Vettel, so meinte Binotto, habe sich beim 70-Jahr-Jubiläums-Grand-Prix in Silverstone aber selbst ein Bein gestellt. Der Dreher in der Startrunde habe das Rennen umso mehr zu einer Herausforderung gemacht. "Sein Rennen wurde beim Start beeinträchtigt", sagte Binotto. "Ich glaube, das war der Knackpunkt, nicht die gewählte Strategie."
Ferrari-Teamchef verteidigt Reifentaktik
Über die Reifentaktik, für die Vettel Ferrari mehrfach scharf kritisiert hatte, gäbe es "nicht viel" zu sagen, so der Ferrari-Teamchef weiter. "Vielleicht haben wir die ideale Entscheidung ein paar Runden vorgezogen, weshalb er eine Position an Räikkönen verloren hat, von der wir aber wussten, dass er sie ohne Zeitverlust wiederkriegen würde."

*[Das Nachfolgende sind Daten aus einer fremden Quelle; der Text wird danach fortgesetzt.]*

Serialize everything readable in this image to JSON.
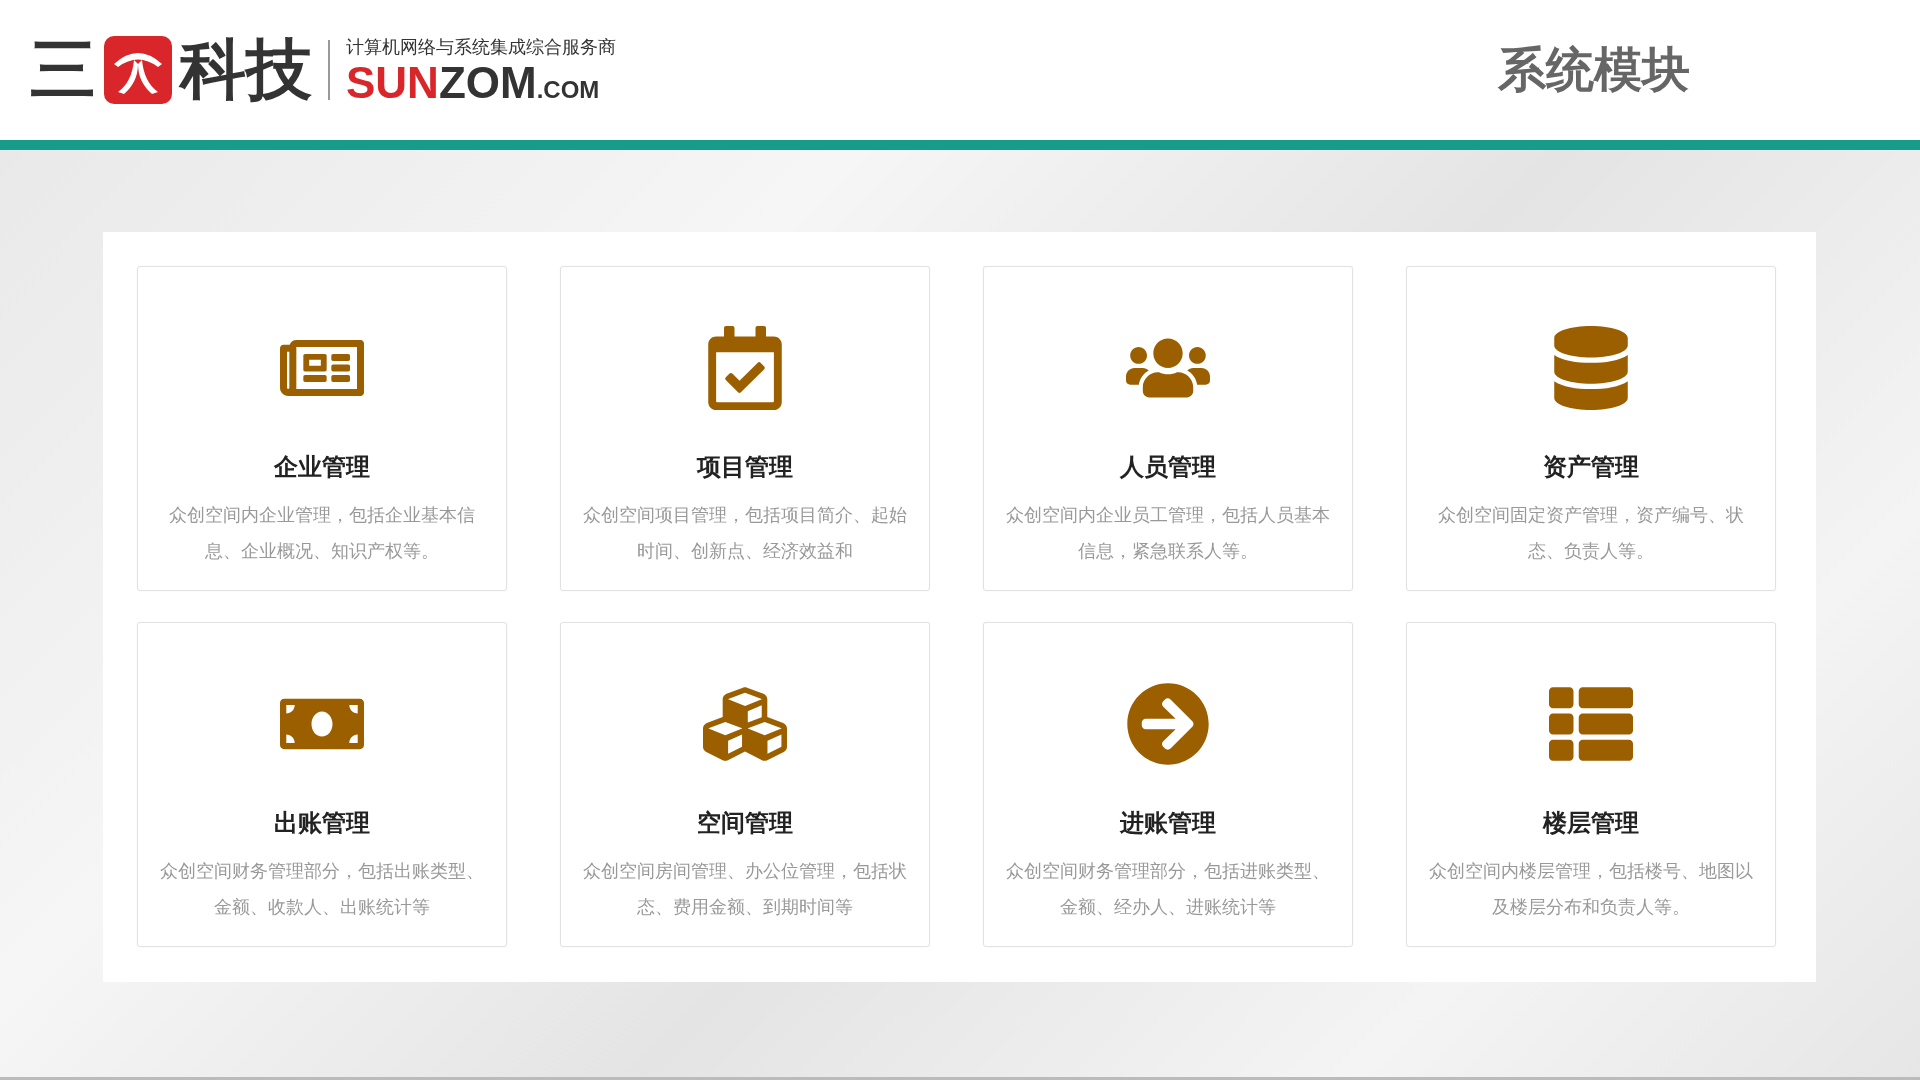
{
  "header": {
    "logo": {
      "lead": "三",
      "trail": "科技",
      "tagline": "计算机网络与系统集成综合服务商",
      "brand_red": "SUN",
      "brand_dark": "ZOM",
      "domain": ".COM"
    },
    "title": "系统模块"
  },
  "modules": [
    {
      "title": "企业管理",
      "description": "众创空间内企业管理，包括企业基本信息、企业概况、知识产权等。"
    },
    {
      "title": "项目管理",
      "description": "众创空间项目管理，包括项目简介、起始时间、创新点、经济效益和"
    },
    {
      "title": "人员管理",
      "description": "众创空间内企业员工管理，包括人员基本信息，紧急联系人等。"
    },
    {
      "title": "资产管理",
      "description": "众创空间固定资产管理，资产编号、状态、负责人等。"
    },
    {
      "title": "出账管理",
      "description": "众创空间财务管理部分，包括出账类型、金额、收款人、出账统计等"
    },
    {
      "title": "空间管理",
      "description": "众创空间房间管理、办公位管理，包括状态、费用金额、到期时间等"
    },
    {
      "title": "进账管理",
      "description": "众创空间财务管理部分，包括进账类型、金额、经办人、进账统计等"
    },
    {
      "title": "楼层管理",
      "description": "众创空间内楼层管理，包括楼号、地图以及楼层分布和负责人等。"
    }
  ]
}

Außerdem, das erwähnte Binotto ausdrücklich, habe Ferrari mit dem Vettel-Stopp dessen Teamkollegen Charles Leclerc einen Gefallen getan. Leclerc war nach seinem früheren Stopp hinter Vettel aufgelaufen. Dass Vettel zur Box beordert wurde, habe "Charles ein Comeback ermöglicht", sagte Binotto.
Aus seiner Sicht sei es "die richtige Entscheidung für das Team" gewesen. "Wir glauben nicht, dass wir Sebastian benachteiligt haben. Er hat Kimi ja sofort wieder überholt."
Rosberg springt Binotto bei
Vettels Kritik aber beschränkte sich nicht nur auf den Zeitpunkt des Boxenstopps in Runde 22, sondern richtete sich auch gegen die Reifenwahl im zweiten und dritten Stint. Darauf ging Binotto gar nicht ein, auch nicht auf die Vehemenz der Vettel-Äußerungen.
Rosberg aber griff die deutlichen Worte Vettels in seiner Analyse auf und meinte: "Das ist jetzt nicht unbedingt eine gute Sache, wenn der Fahrer im Rennen so die Schuld dem Team gibt. Als Fahrer kannst du es nicht beurteilen. Du weißt ja gar nicht, was da alles noch in der Strategie mitspielt. Kann man nicht wirklich wissen."
Das alles zeigte aber, "wie angespannt die Situation zwischen ihm und dem Team" sei, so Rosberg.